M : En fait, j’idéalisais Protest Song. Ça devait être mon dernier album, ou un album parfait, une alliance du fond et de la forme. Je le repoussais, et inconsciemment, j’envoyais comme message au public que Don’t Panik allait être moins bien que Protest Song. Je ne voulais plus être dans ces questionnements-là, j’ai arrêté de me prendre la tête. J’avais annoncé Protest Song, je voulais arrêter avec Don’t Panik : pourquoi l’appeler autrement ? C’est l’album Protest Song que je devais faire à ce moment-là. J’ai discuté avec deux personnes très importantes, Mamar Henni-Mansour et Samy Ekbaaroun, les documentalistes avec qui je travaille et les éminences grises de Din Records. C’est avec eux qu’on défriche certains sujets, ils me conseillent des lectures, des films, des écoutes. Pour Protest Song, on s’est fait des réunions de travail d’une heure par jour où on débattait. Par exemple, pour « Courage fuyons », je leur parlais de figure anti-héroïque, ils m’ont dit : « lis Don Quichotte, et regarde l’analyse et de tel sociologue qui parle des télé-réalités et de la starification dans nos sociétés« . On a eu ce travail de fourmis qui a densifié l’album. Pareil pour « Home » : ça a l’air d’une petite ballade, mais le morceau a été nourri d’une réflexion et de débats avec eux. Ils m’ont apporté cette fraîcheur-là qui a fait que je me suis lancé dans Protest Song plutôt que Don’t Panik.

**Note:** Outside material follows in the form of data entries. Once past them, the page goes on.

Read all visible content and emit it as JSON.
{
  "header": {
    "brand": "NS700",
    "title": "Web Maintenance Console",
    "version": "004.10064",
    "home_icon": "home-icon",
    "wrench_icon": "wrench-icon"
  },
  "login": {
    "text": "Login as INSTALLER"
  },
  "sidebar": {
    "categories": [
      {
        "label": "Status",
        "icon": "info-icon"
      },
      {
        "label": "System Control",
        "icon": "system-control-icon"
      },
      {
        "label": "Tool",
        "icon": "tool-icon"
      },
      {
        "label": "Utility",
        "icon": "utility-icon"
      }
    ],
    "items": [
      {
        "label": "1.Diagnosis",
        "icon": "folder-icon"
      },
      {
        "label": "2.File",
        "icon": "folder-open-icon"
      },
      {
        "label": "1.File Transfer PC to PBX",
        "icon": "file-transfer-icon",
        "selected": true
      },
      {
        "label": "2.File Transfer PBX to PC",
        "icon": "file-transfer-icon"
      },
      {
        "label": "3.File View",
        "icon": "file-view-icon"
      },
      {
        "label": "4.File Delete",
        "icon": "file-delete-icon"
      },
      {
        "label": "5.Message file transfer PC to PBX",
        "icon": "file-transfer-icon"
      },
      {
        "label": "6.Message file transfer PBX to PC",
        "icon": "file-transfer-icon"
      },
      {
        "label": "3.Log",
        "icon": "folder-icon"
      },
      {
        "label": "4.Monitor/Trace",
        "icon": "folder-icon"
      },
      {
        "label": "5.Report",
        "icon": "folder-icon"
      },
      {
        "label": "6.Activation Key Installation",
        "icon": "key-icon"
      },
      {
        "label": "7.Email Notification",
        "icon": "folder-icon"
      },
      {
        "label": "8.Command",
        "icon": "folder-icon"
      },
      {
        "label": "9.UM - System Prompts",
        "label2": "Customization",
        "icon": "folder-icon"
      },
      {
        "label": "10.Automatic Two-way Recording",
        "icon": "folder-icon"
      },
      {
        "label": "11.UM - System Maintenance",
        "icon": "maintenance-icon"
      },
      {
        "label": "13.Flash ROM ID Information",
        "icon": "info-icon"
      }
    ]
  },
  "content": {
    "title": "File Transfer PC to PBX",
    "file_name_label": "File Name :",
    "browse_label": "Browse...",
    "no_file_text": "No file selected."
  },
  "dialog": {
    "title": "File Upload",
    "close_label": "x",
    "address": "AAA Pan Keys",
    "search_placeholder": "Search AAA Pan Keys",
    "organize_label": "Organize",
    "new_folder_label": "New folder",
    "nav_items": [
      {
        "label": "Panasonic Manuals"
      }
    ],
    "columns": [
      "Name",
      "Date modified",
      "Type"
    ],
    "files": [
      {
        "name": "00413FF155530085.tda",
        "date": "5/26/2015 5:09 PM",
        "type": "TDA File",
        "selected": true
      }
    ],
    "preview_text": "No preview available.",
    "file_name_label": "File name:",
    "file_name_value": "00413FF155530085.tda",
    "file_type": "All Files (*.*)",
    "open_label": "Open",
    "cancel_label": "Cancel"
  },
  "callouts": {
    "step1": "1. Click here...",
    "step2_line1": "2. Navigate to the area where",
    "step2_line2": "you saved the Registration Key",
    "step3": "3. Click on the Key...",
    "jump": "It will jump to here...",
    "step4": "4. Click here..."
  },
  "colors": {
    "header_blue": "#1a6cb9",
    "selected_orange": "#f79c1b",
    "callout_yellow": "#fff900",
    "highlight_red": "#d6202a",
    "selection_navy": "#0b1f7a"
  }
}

« J’idéalisais Protest Song. Ça devait être mon dernier album, ou un album parfait, une alliance du fond et de la forme. »

A : Sur tes précédents albums, il y avait toujours un fil directeur : les conséquences du 11 septembre, les surveillances technologiques, l’image de la panthère… Tu disais que tu voulais t’inscrire dans le courant dans la chanson protestataire, mais on a le sentiment que tu as un discours plus généralisé, plus global sur cet album.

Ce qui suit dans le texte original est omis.